I think (therefore I am) that life is not something we really have much control over. It just happens and we spend most of it as a spectator. Do we really know where we are going? I don’t think so. Where would be the fun in that, anyway? It will only be right at the end that we realise that we’ve seen it all before.

This poem was a rush job. They all are. My attention span is growing ever narrower. And I wandered a bit off track here and there (but that’s sort of what the poem, and life itself, is all about. Isn’t it?) and whilst it was supposed to be all about me (isn’t everything??) I grew lonely in the middle and added someone else. I’m not sure who.


I think therefore I am

Though I don’t think much at all

I limp along this pathway

I stumble and I fall

I’m following my instincts

Though I’d much prefer a map

I call for help, for guidance

As I fall in every trap

I read the signs, the messages

They don’t mean much to me

I need for you to take my hand

It’s dark. I cannot see

We’ll stand upon the precipice

Our toes upon the ledge

With one step we could end it

God knows we’re on the edge

When will I fall forever?

When will I be free?

Might we fall together?

Would you die for me?

I have no fear of dying

That’s what life is for

Again we will be flying

We’ve been this way before.


My Breath Smells like a Bad Back

Don’t ask me how this one came about, I’m not sure that I remember entirely. Meg and I were admiring someone else’s poetry and, for whatever reason, began to marvel at the idea of rhyming words with ‘cosmos’s’. Personally I think that it all depends on the pronunciation, but Meg reported back to me an hour or so later that the best words, in this regard, were halitosis, scoliosis, and osteoporosis according to her Dad (a man of letters) and from that notion she created a song idea with a working title of ‘My Spine is all messed up and I have bad breath.’

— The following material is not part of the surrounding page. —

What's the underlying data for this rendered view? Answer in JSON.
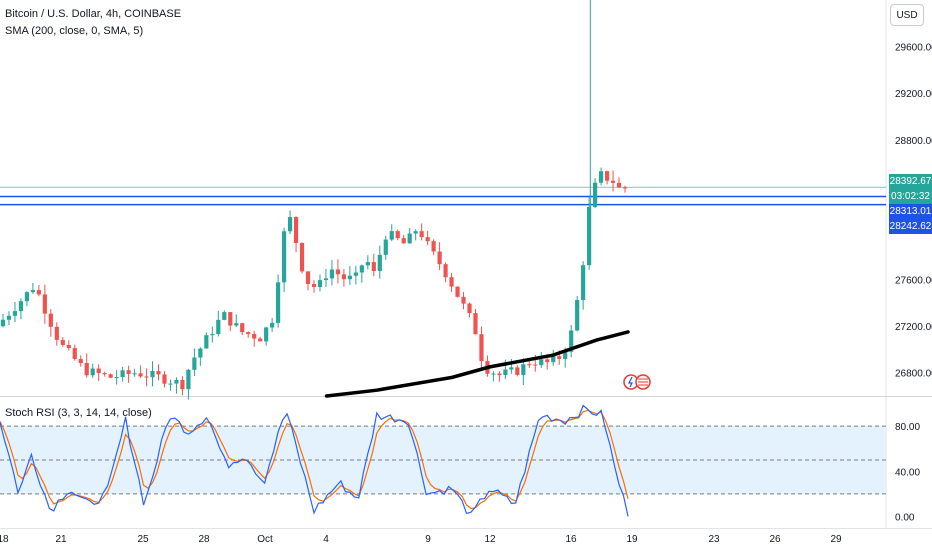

I gave that idea some thought and arrived at the following …. it’s all about the nature of inspiration, really


Halitosis, Scoliosis, fucking Osteoporosis

Now you’ve told me all about, it must be like osmosis

You’re stinking and I’m thinking maybe I am stinking too

I’m noxious, I’m obnoxious. Maybe I’m just like you

You’re walking like a cripple and you’re talking like the plague

My mood is sort of fickle, my understanding kind of vague

You don’t look too fantastic, like a spastic. Smelling worse

Now you’ve told me, you’ve involved me.You’ve given me the curse

You’re explanation, its damnation. I wish that you would quit

My back is out of whack, my breath it smells like shit


P.S. Those of you born around the middle of last century may recall that Supercalifragilisticexpialidocious would work quite well. As would precocious. It was difficult, in fact, to uncover words that Mary Poppins hadn’t already used. That’s my excuse.